CAR-T Positive Cell Identification
CAR-T cells need to undergo strict release testing before being transfused to the patient, and CAR-T cell purity testing is one of the testing items for CAR-T cell quality. Wherein, the CAR positive T cells are effective components that exert tumor killing effects and should mandatorily undergo test for the quality control of CAR-T cell products.

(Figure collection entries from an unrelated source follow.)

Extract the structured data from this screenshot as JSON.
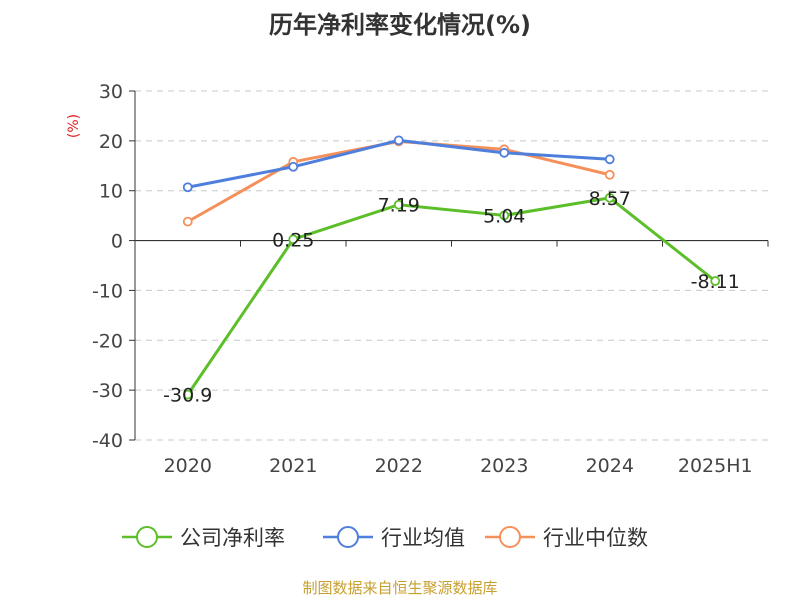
{
  "chart_data": {
    "type": "line",
    "title": "历年净利率变化情况(%)",
    "ylabel": "(%)",
    "categories": [
      "2020",
      "2021",
      "2022",
      "2023",
      "2024",
      "2025H1"
    ],
    "ylim": [
      -40,
      30
    ],
    "yticks": [
      "30",
      "20",
      "10",
      "0",
      "-10",
      "-20",
      "-30",
      "-40"
    ],
    "ytick_values": [
      30,
      20,
      10,
      0,
      -10,
      -20,
      -30,
      -40
    ],
    "grid": true,
    "legend_position": "bottom",
    "series": [
      {
        "name": "公司净利率",
        "color": "#5cbf2a",
        "values": [
          -30.9,
          0.25,
          7.19,
          5.04,
          8.57,
          -8.11
        ],
        "labels": [
          "-30.9",
          "0.25",
          "7.19",
          "5.04",
          "8.57",
          "-8.11"
        ],
        "show_labels": true
      },
      {
        "name": "行业均值",
        "color": "#4f7fdc",
        "values": [
          10.7,
          14.8,
          20.1,
          17.6,
          16.3,
          null
        ]
      },
      {
        "name": "行业中位数",
        "color": "#f6905a",
        "values": [
          3.8,
          15.8,
          19.9,
          18.3,
          13.2,
          null
        ]
      }
    ]
  },
  "source_note": "制图数据来自恒生聚源数据库"
}
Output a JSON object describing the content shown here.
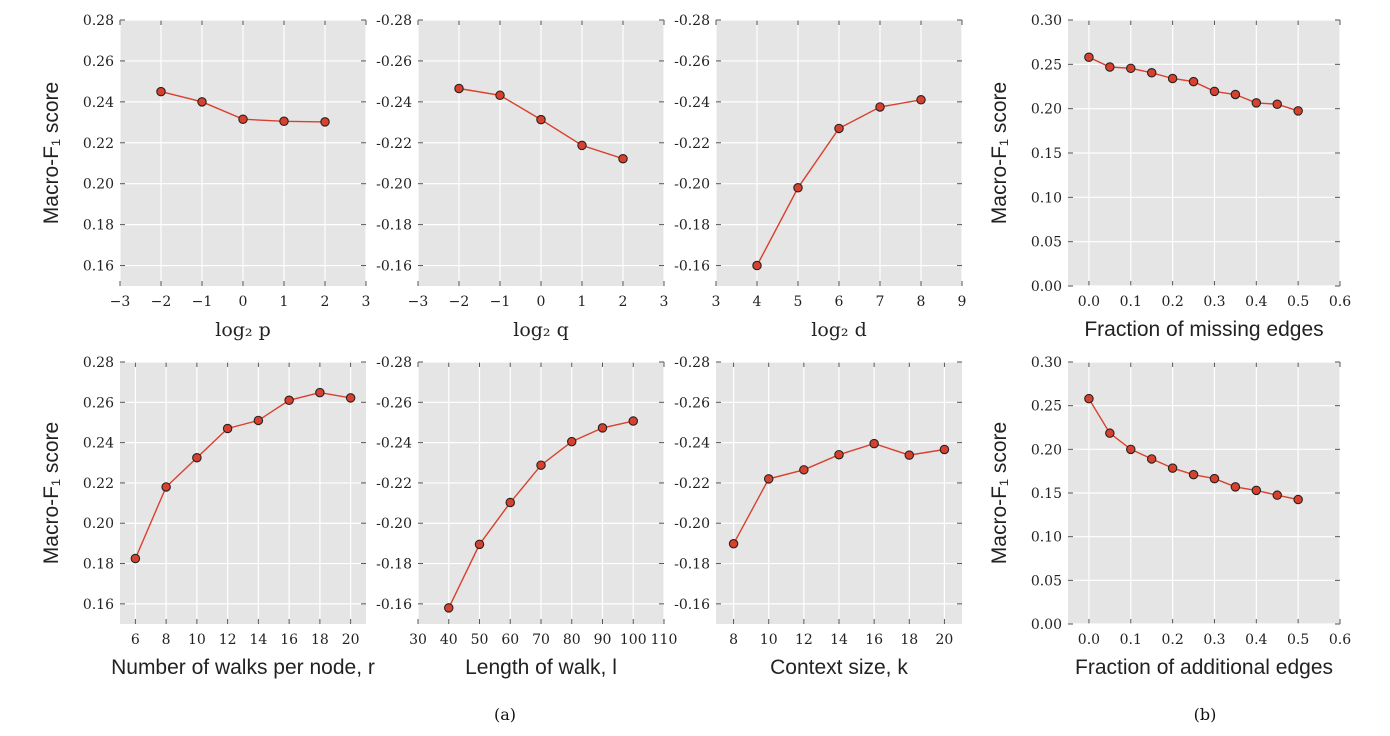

PD-1 immune test for lung cancer
PD-1 is overexpressed on the surface of CD8+T cells in the peripheral blood of tumor patients, and is closely related to the pathological changes and clinical outcome of the patients. The proportions of CD8+PD-1+T cells in the peripheral blood of cancer patients have significantly increased, and the levels of
CD8+PD-1+T cells in advanced patients are higher than those in early cancer patients. This suggests the change of the response level of PD-1 molecules in the peripheral blood CD8+T cells of cancer patients. It is closely related to the progression of the disease in patients.
MSC identification
In 2006, the International Society for Cellular Therapy clarified the identification criteria for mesenchymal stem cells, i.e. meeting all the following conditions:
- adherent growth;
- expression of CD105, CD73, and CD90 (≥ 95% detected with flow cytometry), other than CD45, CD34, CD14 or CD11b, CD79a or CD19,
HLA-DR (≤ 2% detected with flow cytometry) one cell surface; - With stem cell characteristics and able to differentiate into osteoblasts, adipocytes, and
chondrocytes.
Bacteria Detection
Bacterial vitality testing is generally conducted with dead/live dyes such as PI, 7-AAD, primary amines and SYTOX, etc. The range of Challenbio flow cytometer detection is within the range of 0.2 to 50 um, and the beadless absolute counting can be used.
Plant ploidy analysis
The nuclear DNA content and genome size of plants are crucial for studying the biodiversity in multiple research fields of botany. The polyploidization of plant cells (i.e. C value) has important biological significance in the study of the individual growth and development. The detection of plant ploidy with flow cytometry is rapid, accurate, and intuitive. Its application in botany is becoming increasingly widespread. The model organism Arabidopsis plays an indispensable role in botany research, and is widely used in the analysis of plant ploidy.